Thereafter, the resultant was heated in a chemical organelles broth containing vascular endothelial growth factor (VEGF), which resulted in growth of blood vessels. Then these structures were transplanted in the kidney of live mice and injected them additional VEGF. This caused more extensive growth of blood vessels and the formation of tangles, where the blood comes into contact with the cleaning nephrons.

To verify the effectiveness of the transplanted kidney, the researchers injected the animals albumin proteins marked with a special marker. It was found that cultured kidney successfully filtered proteins from the blood, and hence perform the function of the organ.

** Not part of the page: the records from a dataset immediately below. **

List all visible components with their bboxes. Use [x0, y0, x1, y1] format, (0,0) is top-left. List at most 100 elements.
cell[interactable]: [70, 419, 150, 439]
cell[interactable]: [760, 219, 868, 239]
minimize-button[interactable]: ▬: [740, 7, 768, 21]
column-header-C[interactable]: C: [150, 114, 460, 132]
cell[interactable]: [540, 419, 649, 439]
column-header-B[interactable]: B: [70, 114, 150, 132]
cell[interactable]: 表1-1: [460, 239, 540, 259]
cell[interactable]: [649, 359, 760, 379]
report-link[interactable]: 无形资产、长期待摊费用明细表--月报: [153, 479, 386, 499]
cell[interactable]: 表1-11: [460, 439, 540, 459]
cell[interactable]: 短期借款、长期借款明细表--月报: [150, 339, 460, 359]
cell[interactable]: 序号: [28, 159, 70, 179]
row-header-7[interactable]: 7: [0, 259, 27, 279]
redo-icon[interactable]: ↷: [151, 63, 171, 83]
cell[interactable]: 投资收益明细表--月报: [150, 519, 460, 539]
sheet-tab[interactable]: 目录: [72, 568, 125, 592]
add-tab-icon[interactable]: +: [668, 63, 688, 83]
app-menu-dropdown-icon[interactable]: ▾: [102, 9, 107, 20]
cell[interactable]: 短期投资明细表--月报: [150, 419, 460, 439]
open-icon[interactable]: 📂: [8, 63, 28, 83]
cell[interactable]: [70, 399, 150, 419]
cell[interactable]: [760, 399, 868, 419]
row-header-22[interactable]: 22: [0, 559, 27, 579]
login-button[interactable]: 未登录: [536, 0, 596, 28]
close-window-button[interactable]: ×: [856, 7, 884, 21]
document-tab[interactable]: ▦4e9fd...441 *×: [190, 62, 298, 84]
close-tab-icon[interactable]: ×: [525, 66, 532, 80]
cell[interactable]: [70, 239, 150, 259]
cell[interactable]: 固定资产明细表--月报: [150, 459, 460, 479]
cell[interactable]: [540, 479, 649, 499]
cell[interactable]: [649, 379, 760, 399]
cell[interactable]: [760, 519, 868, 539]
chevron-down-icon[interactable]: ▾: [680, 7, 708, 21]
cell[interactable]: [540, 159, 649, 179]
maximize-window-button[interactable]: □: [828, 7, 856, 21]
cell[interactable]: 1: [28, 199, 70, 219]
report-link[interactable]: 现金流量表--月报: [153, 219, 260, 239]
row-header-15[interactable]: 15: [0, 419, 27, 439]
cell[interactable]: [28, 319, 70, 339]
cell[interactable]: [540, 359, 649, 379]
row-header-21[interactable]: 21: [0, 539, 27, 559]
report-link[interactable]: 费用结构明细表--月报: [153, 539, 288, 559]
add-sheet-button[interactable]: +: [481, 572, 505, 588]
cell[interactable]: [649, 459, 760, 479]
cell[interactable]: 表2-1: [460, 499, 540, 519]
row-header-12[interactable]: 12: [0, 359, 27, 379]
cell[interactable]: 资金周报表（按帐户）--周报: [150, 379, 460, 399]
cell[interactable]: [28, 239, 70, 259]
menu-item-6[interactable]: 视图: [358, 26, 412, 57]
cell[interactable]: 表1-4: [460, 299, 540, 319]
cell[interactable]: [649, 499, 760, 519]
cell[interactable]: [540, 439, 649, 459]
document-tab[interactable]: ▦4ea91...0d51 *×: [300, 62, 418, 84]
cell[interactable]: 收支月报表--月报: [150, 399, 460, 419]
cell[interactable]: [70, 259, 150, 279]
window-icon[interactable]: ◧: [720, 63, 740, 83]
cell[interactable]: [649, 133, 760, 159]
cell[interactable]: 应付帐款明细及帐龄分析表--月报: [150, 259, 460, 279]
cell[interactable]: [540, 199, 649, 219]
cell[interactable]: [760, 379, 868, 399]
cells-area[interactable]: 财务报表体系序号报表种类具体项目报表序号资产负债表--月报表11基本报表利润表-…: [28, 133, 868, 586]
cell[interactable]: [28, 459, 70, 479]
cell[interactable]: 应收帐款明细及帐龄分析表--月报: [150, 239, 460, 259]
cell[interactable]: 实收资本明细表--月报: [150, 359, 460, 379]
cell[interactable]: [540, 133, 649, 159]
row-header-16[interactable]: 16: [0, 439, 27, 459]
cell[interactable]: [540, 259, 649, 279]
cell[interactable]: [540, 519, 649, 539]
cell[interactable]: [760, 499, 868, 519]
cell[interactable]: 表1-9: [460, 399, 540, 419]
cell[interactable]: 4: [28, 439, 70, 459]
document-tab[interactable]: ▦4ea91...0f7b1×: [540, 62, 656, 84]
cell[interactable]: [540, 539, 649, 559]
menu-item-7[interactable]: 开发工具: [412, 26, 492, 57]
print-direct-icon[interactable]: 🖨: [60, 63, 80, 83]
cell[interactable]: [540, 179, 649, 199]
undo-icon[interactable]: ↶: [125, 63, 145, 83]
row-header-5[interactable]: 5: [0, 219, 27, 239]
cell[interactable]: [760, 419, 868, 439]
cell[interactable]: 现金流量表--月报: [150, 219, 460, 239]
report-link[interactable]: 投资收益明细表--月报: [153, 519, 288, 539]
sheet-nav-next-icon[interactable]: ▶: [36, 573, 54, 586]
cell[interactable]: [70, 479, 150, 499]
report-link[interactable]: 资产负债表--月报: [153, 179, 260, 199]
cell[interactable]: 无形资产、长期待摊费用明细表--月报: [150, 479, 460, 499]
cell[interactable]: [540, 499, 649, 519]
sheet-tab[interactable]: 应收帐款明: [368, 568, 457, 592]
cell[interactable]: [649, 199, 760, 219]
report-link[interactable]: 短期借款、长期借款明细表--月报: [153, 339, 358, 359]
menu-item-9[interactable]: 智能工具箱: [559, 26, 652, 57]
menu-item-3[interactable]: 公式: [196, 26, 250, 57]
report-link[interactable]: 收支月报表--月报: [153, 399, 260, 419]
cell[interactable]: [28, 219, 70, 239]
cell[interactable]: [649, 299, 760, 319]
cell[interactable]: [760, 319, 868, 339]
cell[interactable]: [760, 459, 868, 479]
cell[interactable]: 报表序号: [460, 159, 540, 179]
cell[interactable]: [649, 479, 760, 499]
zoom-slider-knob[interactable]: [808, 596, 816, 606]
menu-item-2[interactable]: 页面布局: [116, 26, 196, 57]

"We first received a functioning renal tissue from individual cells — said Ksinaris. — Grown authority may be isolated from the blood of large molecules. It gives us resolve. We will create a similar fabric for man. "

Now researchers are connecting channels of the kidneys to the bladder. They also try to grow in mice from human liver cells.

It is worth noting that such attempts have already been made by scientists from Japan. Moreover, in these studies were also involved mice.

Less important part of the new research is the way to obtain stem cells. In recent years, more authoritative organizations are inclined to think that the removal of these materials from human embryos is unethical. In this regard, of particular interest scientists associated with alternative sources such as amniotic fluid and bone marrow.